The Most Basic Types of Coverage on Your Homeowners Policy

Unless you have a very close relationship with your insurance agent or unless you’ve found one of those remarkable agents that makes sure you understand every facet of your homeowners policy, you’re probably a bit of a loss when it comes down to understanding every coverage that’s listed on your homeowners policy. Most people are quite honest about the fact that they typically don’t sit down to read every detail on the 30 page policy they receive in the mail.

However, it’s incredibly important to understand what you have coverage for and what you don’t, otherwise you could end up in a situation as those in Louisiana did when Hurricane Katrina hit: unfortunately, many did not have any flood insurance to cover their losses, as flood insurance is not covered on homeowners policies and must be purchased as a separate policy from the National Flood Association. For these people, it was too late and so many could have been saved if they had only knew more about what was on their policy.

To better understand some of the most important types of coverage on a homeowners policy, here are a few that you should be familiar with, and that could ultimately end up saving the investment you’ve worked so hard for.

Dwelling Coverage

Dwelling coverage is the limit that an insurance company will pay to rebuild your home from the ground up. When writing an insurance policy, agents typically use what’s called a ‘reconstruction cost estimator,’ which will tell them the insurer what it would cost to do so. It’s important not to mistake this for the value of your home, as its value and the cost it would be to rebuild it are two different things, so these two numbers ma y be significantly different. However, you should always make sure that all the information agents need to calculate this is at their disposal so that you get an accurate number and that you have enough to truly ‘replace’ your home should you need to.

Loss of Use

Lose of use coverage is there to pay for any additional expenses that you may incur should you experience a loss or any damages. For instance, if a small fire broke out in your home and it suffered significant smoke damage, making it impossible for you to stay there while it was being repaired, this coverage would help pay for a hotel room, any extra expenses you incurred as a result (such as if you had to drive further to work) or had to go to a Laundromat to do your laundry since you couldn’t use your own. An insurance company will pay in one of two ways: either by paying outright or by reimbursing you directly after they’ve received your receipts for the extra expenses.

Family Liability Coverage

Family liability coverage, also often referred to as CFL coverage, is the pre-set limit that the insurance company will pay to anyone if they were to sue you because an accident happened on your property. Examples of things this would pay for are if someone was at your home and was bitten by your dog, or if someone drowned in your swimming pool and a lawsuit was brought against you. Not only does this coverage pay for the medical expenses or other expenses incurred by the plaintiff, it would also help pay legal defense costs and any kind of settlements or judgments that you were ordered to pay. This is the coverage that you should definitely look into raising, as when you think of the expenses that could be incurred on top of court costs, pain and suffering, lawsuits, and others, a mere $100,000 wouldn’t suffice. Amounts for about $100,000 to $500,00 are generally offered, but most only choose $100,00 or $200,000 in coverage. Fortunately though, you can raise this liability limit from $100,000 to $300,000 for only an extra couple dollars a month: certainly worth the protection.

Water and Sewer Back Up

This coverage can often be confused with flood coverage, but it’s important to know that it’s not. This coverage pays for any damage incurred if water or a sewer were to backup and cause any damage, such as if a toilet overflowed, a sink, city sewer system, septic tank, washing machines, or sump pump backed up. This is most likely an optional coverage you can choose in coverage amounts typically ranging from about $500 to $5,000 on some policies, and although it may seem like a lot of damage couldn’t be done from this, there’s actually plenty that could be done, so make sure you ask specifically about this coverage to make sure you have it and that it’s not left off your policy.

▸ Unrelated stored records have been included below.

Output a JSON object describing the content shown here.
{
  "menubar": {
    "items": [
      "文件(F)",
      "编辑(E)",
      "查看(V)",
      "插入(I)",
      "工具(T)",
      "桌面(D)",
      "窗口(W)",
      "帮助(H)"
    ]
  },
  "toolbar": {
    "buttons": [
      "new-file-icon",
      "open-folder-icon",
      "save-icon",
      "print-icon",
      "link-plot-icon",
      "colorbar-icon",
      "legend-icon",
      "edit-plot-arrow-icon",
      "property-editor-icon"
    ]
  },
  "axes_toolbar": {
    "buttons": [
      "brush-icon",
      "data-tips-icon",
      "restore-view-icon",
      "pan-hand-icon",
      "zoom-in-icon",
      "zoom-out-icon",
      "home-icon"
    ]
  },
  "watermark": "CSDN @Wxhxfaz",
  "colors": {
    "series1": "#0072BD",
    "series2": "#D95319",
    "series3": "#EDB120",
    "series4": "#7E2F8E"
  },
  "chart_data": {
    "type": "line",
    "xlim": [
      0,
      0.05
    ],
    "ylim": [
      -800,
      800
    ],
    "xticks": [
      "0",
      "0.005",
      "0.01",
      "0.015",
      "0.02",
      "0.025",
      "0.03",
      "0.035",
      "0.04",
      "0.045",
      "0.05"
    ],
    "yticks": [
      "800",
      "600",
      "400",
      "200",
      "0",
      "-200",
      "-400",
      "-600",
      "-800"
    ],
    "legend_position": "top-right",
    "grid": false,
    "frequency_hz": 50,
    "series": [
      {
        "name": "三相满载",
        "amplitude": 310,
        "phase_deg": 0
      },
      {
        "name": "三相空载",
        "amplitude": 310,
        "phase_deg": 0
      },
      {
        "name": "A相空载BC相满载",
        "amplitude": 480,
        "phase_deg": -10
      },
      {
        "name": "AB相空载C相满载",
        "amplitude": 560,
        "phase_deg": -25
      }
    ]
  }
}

The bottom line is that you should never assume that the protection on your home is ever enough. Even if you bought the highest coverage available for each peril, there’s still that chance that you could end up not having enough coverage, so taking the first step and at the very least getting higher coverage of at least one or two steps higher Is absolutely worth it and only takes a few moments of your time to research the coverage, find what you have, and then to obtain the coverage.